In an interview with this month’s edition of Official Xbox Magazine, Patrick Mills — a quest designer for Cyberpunk 2077 — explains that, in the team’s eyes, Cyberpunk as a genre is “inherently political” and that overall, the IP is “an inherently political franchise” as a result. “Cyberpunk 2077 is a game about people with power at the top and people at the bottom with none,” he explains. “That power can come from money, hierarchies, technology and violence. The original Cyberpunk 2020 setting, like the setting of The Witcher stories, was a complex critique of the author’s world, and we don’t shy away from that in our games. On the contrary I think it’s one of the things that sets us apart.”
In a separate interview, one of the game’s lead writers, Stanislaw Swiecicki, added to this when asked about the notion of video games tackling political themes. “I think what makes games powerful…the moments like when I feel that a scene becomes powerful, it’s when they touch upon universal human emotions, like fear, loss, love, friendship, trust, and sometimes that touches upon the politics spectrum. I think one shouldn’t stray from that. For me anything that makes you feel emotions…the emotions become stronger the more it touches upon you as a person the better. Sometimes politics is part of that in a neutral way.
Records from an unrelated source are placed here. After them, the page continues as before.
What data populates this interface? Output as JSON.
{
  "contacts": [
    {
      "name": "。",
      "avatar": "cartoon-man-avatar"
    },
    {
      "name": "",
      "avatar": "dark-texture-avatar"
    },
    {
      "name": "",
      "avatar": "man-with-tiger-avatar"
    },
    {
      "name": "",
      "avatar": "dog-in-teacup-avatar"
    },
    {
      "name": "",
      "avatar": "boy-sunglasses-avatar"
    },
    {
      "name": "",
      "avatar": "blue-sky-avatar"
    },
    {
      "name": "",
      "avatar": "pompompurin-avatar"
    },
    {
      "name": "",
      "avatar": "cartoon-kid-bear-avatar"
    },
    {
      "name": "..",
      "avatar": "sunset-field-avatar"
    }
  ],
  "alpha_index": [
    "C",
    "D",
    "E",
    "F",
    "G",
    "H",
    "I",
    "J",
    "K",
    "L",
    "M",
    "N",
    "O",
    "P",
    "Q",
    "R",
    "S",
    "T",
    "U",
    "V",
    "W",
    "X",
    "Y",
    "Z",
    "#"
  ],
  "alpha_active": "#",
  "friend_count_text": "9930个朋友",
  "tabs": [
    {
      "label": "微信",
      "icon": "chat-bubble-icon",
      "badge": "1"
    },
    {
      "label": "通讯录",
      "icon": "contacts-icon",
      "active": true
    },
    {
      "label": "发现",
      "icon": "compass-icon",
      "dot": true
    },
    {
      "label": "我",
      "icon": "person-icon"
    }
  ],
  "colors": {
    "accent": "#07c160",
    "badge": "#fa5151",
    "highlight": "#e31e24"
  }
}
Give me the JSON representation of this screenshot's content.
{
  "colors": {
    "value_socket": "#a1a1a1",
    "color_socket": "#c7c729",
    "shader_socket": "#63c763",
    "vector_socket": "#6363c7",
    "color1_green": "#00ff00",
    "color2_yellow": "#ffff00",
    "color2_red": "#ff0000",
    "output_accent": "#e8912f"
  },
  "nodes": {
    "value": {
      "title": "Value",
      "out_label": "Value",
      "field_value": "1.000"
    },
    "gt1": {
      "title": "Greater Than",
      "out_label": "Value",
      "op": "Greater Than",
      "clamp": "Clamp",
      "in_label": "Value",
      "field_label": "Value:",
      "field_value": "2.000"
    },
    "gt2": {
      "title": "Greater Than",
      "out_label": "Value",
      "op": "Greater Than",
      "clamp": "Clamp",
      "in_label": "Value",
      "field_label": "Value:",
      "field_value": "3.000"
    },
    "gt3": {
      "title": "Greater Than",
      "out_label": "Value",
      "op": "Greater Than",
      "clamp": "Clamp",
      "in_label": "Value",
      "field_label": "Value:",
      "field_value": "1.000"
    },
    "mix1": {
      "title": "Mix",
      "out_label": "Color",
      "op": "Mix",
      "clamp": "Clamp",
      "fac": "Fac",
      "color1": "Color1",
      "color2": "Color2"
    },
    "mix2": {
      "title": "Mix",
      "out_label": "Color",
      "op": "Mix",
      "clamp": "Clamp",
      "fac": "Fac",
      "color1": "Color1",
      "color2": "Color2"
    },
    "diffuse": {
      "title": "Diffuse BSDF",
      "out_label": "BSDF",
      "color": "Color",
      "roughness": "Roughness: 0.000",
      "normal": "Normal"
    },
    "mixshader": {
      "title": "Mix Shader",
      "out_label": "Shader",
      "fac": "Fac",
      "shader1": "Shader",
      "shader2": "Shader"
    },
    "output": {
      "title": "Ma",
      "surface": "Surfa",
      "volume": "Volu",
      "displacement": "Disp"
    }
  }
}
In the sort of storytelling we’re going for we really want to be a game for mature audiences, so it has to have all those things.”
While some, understandably so, may immediately be cautious — worried even — about the idea of politics perhaps encroaching a little too much on the overall quality of Cyberpunk 2077’s delivery, let alone its writing/story/narrative — given the “questionable” state of the industry in some parts — let’s hope CD Projekt Red can strike a balance between politics and genuinely fun gameplay when the game eventually makes its way onto PS4, Xbox One & PC.